Ordinary people who might soon be plunged into the furnace of war, if what Giles Gibson said were true. Michael wondered if the prospect of war was the cause of the slight feeling of unease that he couldn’t otherwise explain. More likely it was simple weariness after a long, cold drive.

‘They say there’s a glamorous American woman who’s taken a house here over Christmas and the new year,’ announced the young woman next to him. ‘Practically no one’s seen her, but the woman at the Post Office is sure she’s a film star.’

The solicitor laughed. ‘To people in an out of the way place like this, any visiting American is immediately assumed to be a film star. What would a film star be doing here, I’d like to know?’

‘Skating?’

‘Plenty of winter sports in America, my dear. No need to cross the Atlantic for ice and snow. We get excited about it, because we don’t often see weather as cold and frosty as this, but Americans would make nothing of it, take my word for it.’

She looked disappointed. ‘I hope she is someone famous, I’d like to get her autograph if she is.’

‘If she’s famous and over here, I expect she’s travelling incognito, and wouldn’t thank you for asking her for an autograph,’ Freddie said. ‘We’ll see her on the ice in dark glasses and with a scarf covering her hair and face, and shapeless clothes so that we shan’t recognise her legs. All glamorous film stars have lovely legs, you know.’

The young women both giggled at that. ‘She’s got a companion with her, so the woman at the Post Office told me. Her husband, I suppose, but you never know with film people, do you?’

The woman at the next table cast a frowning glance towards them, her mouth pursed up in disapproval. Her sons were listening avidly to the discussion about the American visitor, and she gave them a quelling look before starting up a very dull conversation of her own about whether the scarf she had bought for Uncle Bobbie would prove to be warm enough for such bitter weather as they were having.

After dinner, the solicitor bore Freddie away to the tap for a game of shove ha’penny. ‘I haven’t played for years,’ Freddie said.

‘Good, then I’ll beat you. Better than taking on the locals, they have a way with the ha’pennies.’

Michael wandered into the room that served as bar and sitting room, pipe in hand, and ordered a brandy. ‘And something for yourself,’ he added to the landlord.

He sat down in a settle by the fire, and the landlord joined him in a minute or two, a pewter mug of bitter ale in his hand.
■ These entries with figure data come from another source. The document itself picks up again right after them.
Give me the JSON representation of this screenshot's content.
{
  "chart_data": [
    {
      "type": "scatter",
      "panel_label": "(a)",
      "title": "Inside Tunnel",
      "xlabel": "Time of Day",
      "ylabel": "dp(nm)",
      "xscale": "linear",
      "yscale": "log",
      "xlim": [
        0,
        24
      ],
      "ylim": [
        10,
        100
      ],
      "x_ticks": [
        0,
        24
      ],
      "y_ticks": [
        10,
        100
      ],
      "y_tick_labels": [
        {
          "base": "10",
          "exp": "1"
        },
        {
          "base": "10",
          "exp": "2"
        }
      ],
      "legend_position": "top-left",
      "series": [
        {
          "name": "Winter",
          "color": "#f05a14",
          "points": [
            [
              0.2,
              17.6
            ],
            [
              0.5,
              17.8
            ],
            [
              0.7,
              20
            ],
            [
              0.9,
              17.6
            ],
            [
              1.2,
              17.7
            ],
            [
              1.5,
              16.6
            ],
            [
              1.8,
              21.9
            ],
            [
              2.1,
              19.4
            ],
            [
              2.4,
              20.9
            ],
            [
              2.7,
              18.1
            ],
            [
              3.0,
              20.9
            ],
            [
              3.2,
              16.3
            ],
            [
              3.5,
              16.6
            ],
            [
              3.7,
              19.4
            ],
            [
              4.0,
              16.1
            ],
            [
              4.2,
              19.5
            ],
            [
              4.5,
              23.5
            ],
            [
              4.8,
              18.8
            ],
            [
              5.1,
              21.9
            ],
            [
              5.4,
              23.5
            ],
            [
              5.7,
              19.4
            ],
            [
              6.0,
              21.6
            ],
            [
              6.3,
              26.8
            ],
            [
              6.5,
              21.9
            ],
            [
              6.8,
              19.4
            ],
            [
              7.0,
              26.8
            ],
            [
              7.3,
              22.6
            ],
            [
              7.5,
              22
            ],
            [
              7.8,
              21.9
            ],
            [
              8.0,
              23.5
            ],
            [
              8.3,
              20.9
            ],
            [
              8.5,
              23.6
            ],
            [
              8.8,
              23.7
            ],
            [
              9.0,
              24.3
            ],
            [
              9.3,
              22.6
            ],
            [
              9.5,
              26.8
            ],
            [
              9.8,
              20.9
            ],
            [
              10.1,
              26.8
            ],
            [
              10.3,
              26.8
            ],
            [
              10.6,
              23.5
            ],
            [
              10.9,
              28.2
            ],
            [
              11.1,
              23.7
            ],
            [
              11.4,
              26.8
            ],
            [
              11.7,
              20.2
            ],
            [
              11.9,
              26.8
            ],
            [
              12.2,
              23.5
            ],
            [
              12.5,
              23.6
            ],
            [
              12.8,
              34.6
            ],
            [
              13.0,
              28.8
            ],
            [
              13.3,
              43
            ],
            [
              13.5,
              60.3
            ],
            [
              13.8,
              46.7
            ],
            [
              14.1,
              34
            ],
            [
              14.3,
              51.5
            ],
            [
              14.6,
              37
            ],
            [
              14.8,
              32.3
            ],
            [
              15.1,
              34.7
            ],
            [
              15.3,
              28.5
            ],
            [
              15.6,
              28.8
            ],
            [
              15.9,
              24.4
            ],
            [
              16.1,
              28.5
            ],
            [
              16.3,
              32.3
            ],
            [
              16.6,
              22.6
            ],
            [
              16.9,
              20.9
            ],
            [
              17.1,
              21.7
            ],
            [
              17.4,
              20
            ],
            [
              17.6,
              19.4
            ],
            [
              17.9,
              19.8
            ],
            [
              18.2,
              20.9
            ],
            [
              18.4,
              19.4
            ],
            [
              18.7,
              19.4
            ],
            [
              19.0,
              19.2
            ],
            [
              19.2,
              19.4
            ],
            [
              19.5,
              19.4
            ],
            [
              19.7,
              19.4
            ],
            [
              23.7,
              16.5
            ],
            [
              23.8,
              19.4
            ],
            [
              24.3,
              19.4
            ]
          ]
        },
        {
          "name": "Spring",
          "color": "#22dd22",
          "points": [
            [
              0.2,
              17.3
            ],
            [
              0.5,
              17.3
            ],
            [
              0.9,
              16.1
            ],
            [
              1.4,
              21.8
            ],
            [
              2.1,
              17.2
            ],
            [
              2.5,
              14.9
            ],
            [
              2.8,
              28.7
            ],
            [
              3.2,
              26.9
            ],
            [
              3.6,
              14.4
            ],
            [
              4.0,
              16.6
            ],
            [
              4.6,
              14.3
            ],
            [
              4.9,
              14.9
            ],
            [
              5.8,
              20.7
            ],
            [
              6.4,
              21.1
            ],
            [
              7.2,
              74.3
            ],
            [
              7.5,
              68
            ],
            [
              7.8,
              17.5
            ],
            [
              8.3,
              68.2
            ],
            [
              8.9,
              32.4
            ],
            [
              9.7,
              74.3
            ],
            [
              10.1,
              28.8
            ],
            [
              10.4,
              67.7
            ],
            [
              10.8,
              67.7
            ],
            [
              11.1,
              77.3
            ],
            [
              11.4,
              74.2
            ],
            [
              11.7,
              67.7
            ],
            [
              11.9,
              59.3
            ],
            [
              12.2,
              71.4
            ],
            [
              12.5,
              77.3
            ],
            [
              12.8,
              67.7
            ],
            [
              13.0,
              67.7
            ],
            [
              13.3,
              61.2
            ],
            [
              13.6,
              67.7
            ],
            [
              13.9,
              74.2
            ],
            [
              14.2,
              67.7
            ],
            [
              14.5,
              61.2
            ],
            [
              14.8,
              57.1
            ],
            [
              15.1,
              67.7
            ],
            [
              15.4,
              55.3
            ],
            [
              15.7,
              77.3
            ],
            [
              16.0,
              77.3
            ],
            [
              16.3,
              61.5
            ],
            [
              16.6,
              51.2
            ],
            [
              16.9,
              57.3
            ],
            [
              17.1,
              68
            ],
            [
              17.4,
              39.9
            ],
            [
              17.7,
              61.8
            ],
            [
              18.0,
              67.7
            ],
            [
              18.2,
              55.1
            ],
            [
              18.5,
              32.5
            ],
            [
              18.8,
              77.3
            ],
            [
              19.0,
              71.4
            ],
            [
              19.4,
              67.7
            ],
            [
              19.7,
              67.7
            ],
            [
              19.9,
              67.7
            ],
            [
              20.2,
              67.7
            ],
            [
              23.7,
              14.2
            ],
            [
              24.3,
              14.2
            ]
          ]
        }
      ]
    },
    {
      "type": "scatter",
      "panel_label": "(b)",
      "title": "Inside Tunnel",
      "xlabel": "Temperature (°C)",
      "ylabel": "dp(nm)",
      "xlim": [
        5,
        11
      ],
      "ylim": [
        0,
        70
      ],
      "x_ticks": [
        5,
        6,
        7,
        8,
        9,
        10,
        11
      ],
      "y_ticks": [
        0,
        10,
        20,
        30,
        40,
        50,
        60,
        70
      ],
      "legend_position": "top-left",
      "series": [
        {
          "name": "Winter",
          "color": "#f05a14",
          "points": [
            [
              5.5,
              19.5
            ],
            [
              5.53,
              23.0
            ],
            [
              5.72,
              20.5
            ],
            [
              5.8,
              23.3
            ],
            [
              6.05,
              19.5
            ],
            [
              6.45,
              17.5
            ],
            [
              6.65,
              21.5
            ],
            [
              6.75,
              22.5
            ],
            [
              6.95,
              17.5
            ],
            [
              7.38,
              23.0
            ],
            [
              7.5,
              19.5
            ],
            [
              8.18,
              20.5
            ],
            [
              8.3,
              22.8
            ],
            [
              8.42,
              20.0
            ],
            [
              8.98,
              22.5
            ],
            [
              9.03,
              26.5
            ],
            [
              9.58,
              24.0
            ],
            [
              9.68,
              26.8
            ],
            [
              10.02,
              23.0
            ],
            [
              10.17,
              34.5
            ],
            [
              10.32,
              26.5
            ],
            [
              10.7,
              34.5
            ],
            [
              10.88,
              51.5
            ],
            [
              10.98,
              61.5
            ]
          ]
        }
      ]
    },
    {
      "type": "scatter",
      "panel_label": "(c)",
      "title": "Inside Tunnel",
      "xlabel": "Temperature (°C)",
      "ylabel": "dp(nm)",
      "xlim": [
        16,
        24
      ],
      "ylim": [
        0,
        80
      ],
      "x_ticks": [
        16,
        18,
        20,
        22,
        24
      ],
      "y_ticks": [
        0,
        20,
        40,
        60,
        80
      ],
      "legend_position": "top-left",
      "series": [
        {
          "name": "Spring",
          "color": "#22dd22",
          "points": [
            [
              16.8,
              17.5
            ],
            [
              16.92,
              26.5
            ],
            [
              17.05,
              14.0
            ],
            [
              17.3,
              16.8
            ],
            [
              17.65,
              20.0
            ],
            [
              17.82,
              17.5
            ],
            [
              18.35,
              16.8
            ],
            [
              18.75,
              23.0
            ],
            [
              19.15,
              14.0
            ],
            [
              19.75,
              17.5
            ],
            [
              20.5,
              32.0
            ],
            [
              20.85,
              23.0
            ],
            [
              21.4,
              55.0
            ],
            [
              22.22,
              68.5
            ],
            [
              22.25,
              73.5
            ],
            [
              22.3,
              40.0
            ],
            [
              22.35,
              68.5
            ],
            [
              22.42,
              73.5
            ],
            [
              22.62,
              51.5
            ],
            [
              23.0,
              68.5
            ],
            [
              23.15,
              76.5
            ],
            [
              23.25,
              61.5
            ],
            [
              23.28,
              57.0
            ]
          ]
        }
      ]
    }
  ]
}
They sat in companionable silence while Michael lit his pipe, and then the landlord spoke. ‘We’re fair glad you and Dr Kerr were able to come, Mr Wrexham. We were in a way to being perplexed about those empty rooms. No trouble filling them, you’ll say, in weather such as we’re having, but we’d turned away two visitors, and it’ud look bad if you hadn’t come, and we’d got the rooms spare after all, for they were insistent they’d have the rooms if they weren’t taken, and I’d not be wanting them under my roof.’

‘Why, what was wrong with them?’ Michael asked idly, watching the smoke from the fire curling up the chimney.

‘If you’d seen them …’ The landlord pursed his lips, shook his head. ‘The moment they came in here, looking for me, I thought, aye, now, here’s summat to think about, and if these two men don’t mean trouble, my name’s not Robert Dixon. Very short hair one of them had. Nothing wrong with short hair, but there’s no need to look like you might have taken your own razor to your scalp. Bristly, I’d call it. That was the bigger of the two men. Although it was the other that did the talking. He had short hair, too, but more gentlemanlike, if you take my meaning. And a smooth way of talking. I fancied, just for a moment, that I’d seen him somewhere before, but the wife says no, that was just my imagining.’